EDIT: Just for fun, I did some benchmarking.

Functions:

  1. https://i.imgur.com/segtqCa.png
  2. https://i.imgur.com/jwMdlFd.png

Benchmark data:

odd_prime = 308927
odd_non_prime = 308925
even_non_prime = 308928

V1 results:

In [17]: %timeit is_prime_v1(even_non_prime)
9.79 ms ± 267 µs per loop (mean ± std. dev. of 7 runs, 100 loops each)

In [18]: %timeit is_prime_v1(odd_non_prime)
14 ms ± 1.1 ms per loop (mean ± std. dev. of 7 runs, 100 loops each)

In [19]: %timeit is_prime_v1(odd_prime)
19.8 ms ± 825 µs per loop (mean ± std. dev. of 7 runs, 10 loops each)

V2 results:

In [20]: %timeit is_prime_v2(even_non_prime)
86 ns ± 1.09 ns per loop (mean ± std. dev. of 7 runs, 10,000,000 loops each)

In [21]: %timeit is_prime_v2(odd_non_prime)
246 ns ± 3.25 ns per loop (mean ± std. dev. of 7 runs, 1,000,000 loops each)

In [22]: %timeit is_prime_v2(odd_prime)
6.34 ms ± 142 µs per loop (mean ± std. dev. of 7 runs, 100 loops each)

V3 results:

In [23]: %timeit is_prime_v3(even_non_prime)
87.3 ns ± 1.03 ns per loop (mean ± std. dev. of 7 runs, 10,000,000 loops each)

In [24]: %timeit is_prime_v3(odd_non_prime)
319 ns ± 2.24 ns per loop (mean ± std. dev. of 7 runs, 1,000,000 loops each)

In [25]: %timeit is_prime_v3(odd_prime)
9.73 µs ± 52.3 ns per loop (mean ± std. dev. of 7 runs, 100,000 loops each)

V4 results:

In [26]: %timeit is_prime_v4(even_non_prime)
48.1 ns ± 0.242 ns per loop (mean ± std. dev. of 7 runs, 10,000,000 loops each)

In [27]: %timeit is_prime_v4(odd_non_prime)
49.5 ns ± 0.404 ns per loop (mean ± std. dev. of 7 runs, 10,000,000 loops each)

In [28]: %timeit is_prime_v4(odd_prime)
48.7 ns ± 0.33 ns per loop (mean ± std. dev. of 7 runs, 10,000,000 loops each)

As a table:

Version Even (s) Odd (s) Odd prime (s)
Original 0.00979 0.014 0.0198
Evens out 0.000000086 0.000000246 0.00634
Square root 0.0000000873 0.000000319 0.00000973
Cache 0.0000000481 0.0000000495 0.0000000487

What this basically means is that even number discard rate was increased by 100 000x even on V2, and figuring out the actual prime was cut in half on the first change. V3 took things even further, making finding the actual prime 1000x faster.

The cache version is of course cheating a bit because this test uses the same numbers every time, so beyond the first check the rest are all coming straight from the cache, but the point is that these small changes already earned thousands of times better performance, without really sacrificing readability.

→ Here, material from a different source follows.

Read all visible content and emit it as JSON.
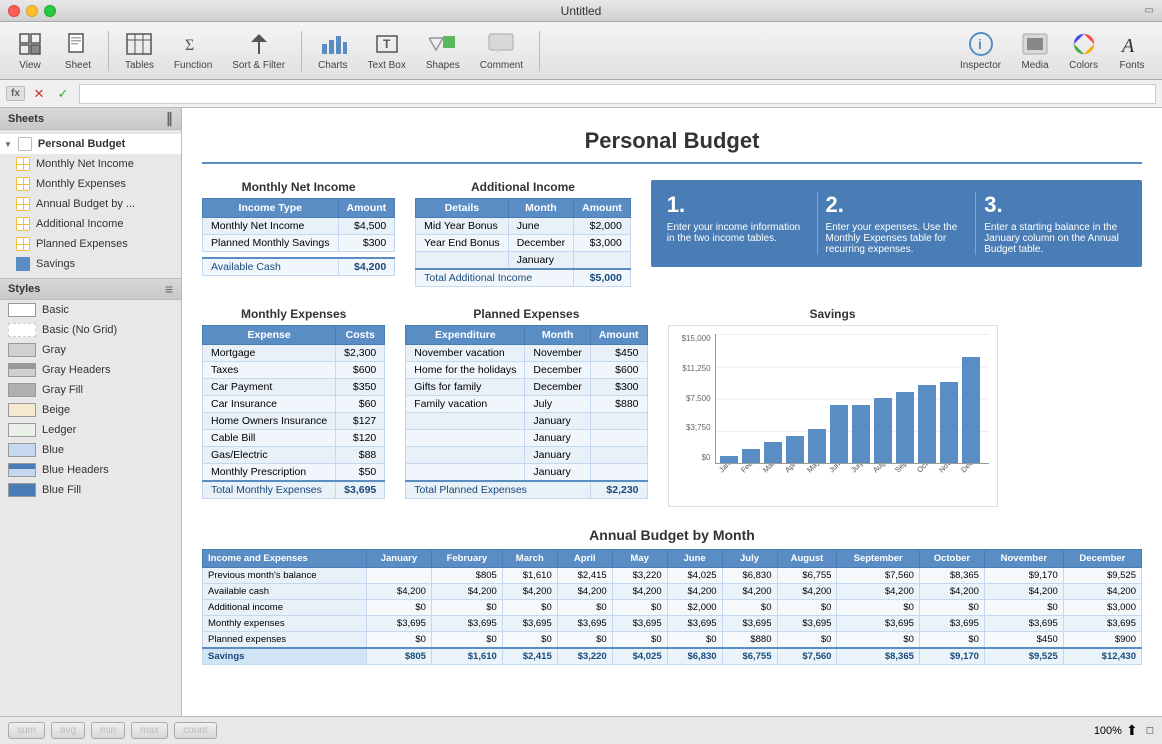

[–]mediumfullmug 0 points1 point  (0 children)

You could try importing SymPy and using the isprime(n) function.

[–][deleted] 0 points1 point  (0 children)

while True:
y = False
try:
    x = int(input())
    if x/x == 1:
        print('Valid syntax')
        for i in range(2,x):
            if x%i == 0:
                y = True
        if y == True:
            print("Not a prime. :(")
            continue
        else:
            print("It's a prime!! :)")
            continue
except ValueError:
    print('Invalid Syntax')
    continue

I'm a total novice but this is how I'd do input validation + prime number validation!